Heat Fall to Celtics as Kel’el Ware’s Struggles Come Into Focus
The Miami Heat dropped a 119-114 decision to the Boston Celtics on Thursday night, but the final score doesn’t quite tell the full story. For three quarters, Miami looked like a team capable of stealing one on the road. But when the fourth quarter hit, the wheels came off - and the Celtics took full advantage.
Offensively, the Heat starters showed up. Bam Adebayo, Tyler Herro, Norman Powell, and Andrew Wiggins combined for 86 points, with Pelle Larsson chipping in seven in a rare start.
For most of the night, Miami’s core guys did enough to keep things competitive. But in crunch time, the execution faded, the offense stalled, and the Celtics closed like a team that knows how to win late.
Yet the biggest storyline wasn’t about who did play - it was who didn’t.
Second-year big man Kel’el Ware logged fewer than 10 minutes, scored just three points on 1-of-5 shooting, and watched the entire second half from the bench. After the game, head coach Erik Spoelstra didn’t sugarcoat his decision.
“It was a tough matchup for him in Boston with all the coverages, and the same thing tonight,” Spoelstra said. “He just has to stay ready.
Look, with Kel’el, I know that’s a lightning-rod topic. He needs to get back to where he was eight weeks ago, seven weeks ago, where I felt and everybody in the building felt, he was stacking days, good days.
He’s stacking days in the wrong direction now.”
That’s a strong message from a coach who’s known for demanding consistency and effort, especially from young players trying to carve out a role. And to be fair, Ware had been trending in the right direction earlier this season.
His numbers are up across the board from his rookie year - 11.7 points per game, 41.9% from three, 81.5% from the line, and nearly 10 rebounds a night. He’s also averaging 24 minutes per game, a clear sign that Spoelstra had been giving him opportunities.
But Thursday night wasn’t one of those nights.
Ware’s limited minutes weren’t just about missing shots. It was about matchups, effort, and the little things that don’t always show up in the box score.

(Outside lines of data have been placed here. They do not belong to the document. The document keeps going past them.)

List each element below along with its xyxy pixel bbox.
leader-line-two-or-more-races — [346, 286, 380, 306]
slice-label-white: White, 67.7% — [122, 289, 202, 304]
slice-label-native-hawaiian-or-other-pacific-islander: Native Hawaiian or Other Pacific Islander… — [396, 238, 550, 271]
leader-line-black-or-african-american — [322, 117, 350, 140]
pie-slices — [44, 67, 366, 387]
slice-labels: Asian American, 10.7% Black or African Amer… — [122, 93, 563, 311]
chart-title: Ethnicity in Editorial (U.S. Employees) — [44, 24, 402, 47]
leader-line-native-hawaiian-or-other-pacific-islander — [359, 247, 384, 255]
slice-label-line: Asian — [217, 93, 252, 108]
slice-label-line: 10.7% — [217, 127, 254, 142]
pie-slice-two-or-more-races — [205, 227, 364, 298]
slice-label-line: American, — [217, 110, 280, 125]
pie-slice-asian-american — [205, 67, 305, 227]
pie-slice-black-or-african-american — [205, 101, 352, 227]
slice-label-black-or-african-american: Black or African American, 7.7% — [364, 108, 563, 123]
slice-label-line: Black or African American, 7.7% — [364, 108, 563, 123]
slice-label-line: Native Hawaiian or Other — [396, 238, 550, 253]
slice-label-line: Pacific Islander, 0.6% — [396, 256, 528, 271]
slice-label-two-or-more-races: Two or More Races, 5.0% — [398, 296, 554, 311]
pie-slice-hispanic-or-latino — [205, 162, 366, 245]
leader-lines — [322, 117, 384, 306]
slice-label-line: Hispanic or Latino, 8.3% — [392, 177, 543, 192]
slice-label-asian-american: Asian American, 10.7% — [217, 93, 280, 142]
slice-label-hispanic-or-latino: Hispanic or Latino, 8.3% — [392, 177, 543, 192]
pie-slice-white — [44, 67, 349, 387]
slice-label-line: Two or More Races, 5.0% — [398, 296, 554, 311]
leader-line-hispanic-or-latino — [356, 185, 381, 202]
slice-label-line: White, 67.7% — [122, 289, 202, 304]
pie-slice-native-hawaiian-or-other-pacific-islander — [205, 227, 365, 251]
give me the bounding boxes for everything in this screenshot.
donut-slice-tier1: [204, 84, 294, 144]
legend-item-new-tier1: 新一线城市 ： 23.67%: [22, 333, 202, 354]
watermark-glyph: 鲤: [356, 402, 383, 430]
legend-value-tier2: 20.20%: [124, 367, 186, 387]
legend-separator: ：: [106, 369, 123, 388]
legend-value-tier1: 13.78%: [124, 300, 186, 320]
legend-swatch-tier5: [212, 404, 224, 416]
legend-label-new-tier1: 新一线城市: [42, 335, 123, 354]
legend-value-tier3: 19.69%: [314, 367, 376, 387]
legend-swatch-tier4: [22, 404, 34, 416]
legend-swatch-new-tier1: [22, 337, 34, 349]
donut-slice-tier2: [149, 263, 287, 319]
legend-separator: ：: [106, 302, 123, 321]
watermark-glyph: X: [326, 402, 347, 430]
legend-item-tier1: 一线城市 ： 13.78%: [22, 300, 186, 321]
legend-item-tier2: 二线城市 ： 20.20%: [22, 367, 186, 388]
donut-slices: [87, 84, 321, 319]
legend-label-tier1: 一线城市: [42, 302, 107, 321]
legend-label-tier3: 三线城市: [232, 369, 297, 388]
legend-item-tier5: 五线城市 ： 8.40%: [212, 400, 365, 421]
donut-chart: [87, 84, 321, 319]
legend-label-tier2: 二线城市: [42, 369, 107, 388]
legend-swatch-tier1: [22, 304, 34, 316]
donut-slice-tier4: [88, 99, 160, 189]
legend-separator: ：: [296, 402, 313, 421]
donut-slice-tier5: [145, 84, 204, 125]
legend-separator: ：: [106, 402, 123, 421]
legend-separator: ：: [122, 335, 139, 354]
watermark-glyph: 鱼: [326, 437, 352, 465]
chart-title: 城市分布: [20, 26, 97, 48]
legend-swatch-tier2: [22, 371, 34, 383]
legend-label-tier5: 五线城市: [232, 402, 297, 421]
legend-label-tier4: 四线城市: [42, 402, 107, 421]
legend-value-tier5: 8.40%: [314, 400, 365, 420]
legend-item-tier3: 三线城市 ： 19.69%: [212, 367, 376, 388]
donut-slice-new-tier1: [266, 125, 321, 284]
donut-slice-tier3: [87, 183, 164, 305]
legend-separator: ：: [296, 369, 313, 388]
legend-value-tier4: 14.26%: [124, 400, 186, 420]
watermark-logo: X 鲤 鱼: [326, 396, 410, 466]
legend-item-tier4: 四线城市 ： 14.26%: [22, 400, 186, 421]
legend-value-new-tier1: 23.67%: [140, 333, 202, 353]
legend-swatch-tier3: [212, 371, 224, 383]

Spoelstra pointed to Ware’s recent habits - or lack thereof - as the main reason for the benching. In other words, it’s not just about talent.
It’s about preparation, focus, and stacking those “good days” Spoelstra keeps talking about.
And that’s where Udonis Haslem, the longtime Heat culture standard-bearer, chimed in.
Speaking on Prime Video’s postgame set, Haslem offered a candid take on Ware’s situation - and on what it takes to earn minutes in a competitive environment like Miami.
“What I will say about Kel’el and any young basketball player is that there’s going to be so many things that are out of your control,” Haslem said. “But if you step out on the basketball court and you’re playing in a situation where you’re frustrated, where you’re not enjoying the game, where you’re not playing with joy, you’re not playing your minutes hard, you’re not giving that effort and energy - then you allow everything that those coaches or whoever said to be right.”
That’s not a shot - it’s a challenge. Haslem knows what it takes to survive in this league, especially in Miami, where effort and consistency are non-negotiables.
His message to Ware was clear: control what you can control. Play your minutes like they matter, because they do.
From a coaching standpoint, Spoelstra is asking for the same thing. He’s not writing Ware off - far from it.
But he’s also not handing out minutes based on potential. Ware’s advanced numbers tell part of the story: the Heat have been outscored by 3.2 points per 100 possessions with him on the floor.
That’s not a death sentence for a young big, but it does highlight the need for growth - especially on the defensive end.
The good news? Ware still has time, and the tools, to turn it around.
The jump in production from year one to year two is real. The shooting touch is there.
The size and rebounding are there. What’s missing is the nightly impact - the kind that forces a coach to keep you on the floor, even in tough matchups.
Spoelstra’s message was pointed, but it wasn’t final. If Ware can get back to stacking those good days, the minutes - and the trust - will follow.
In Miami, that’s how it works. And everyone in that locker room knows it.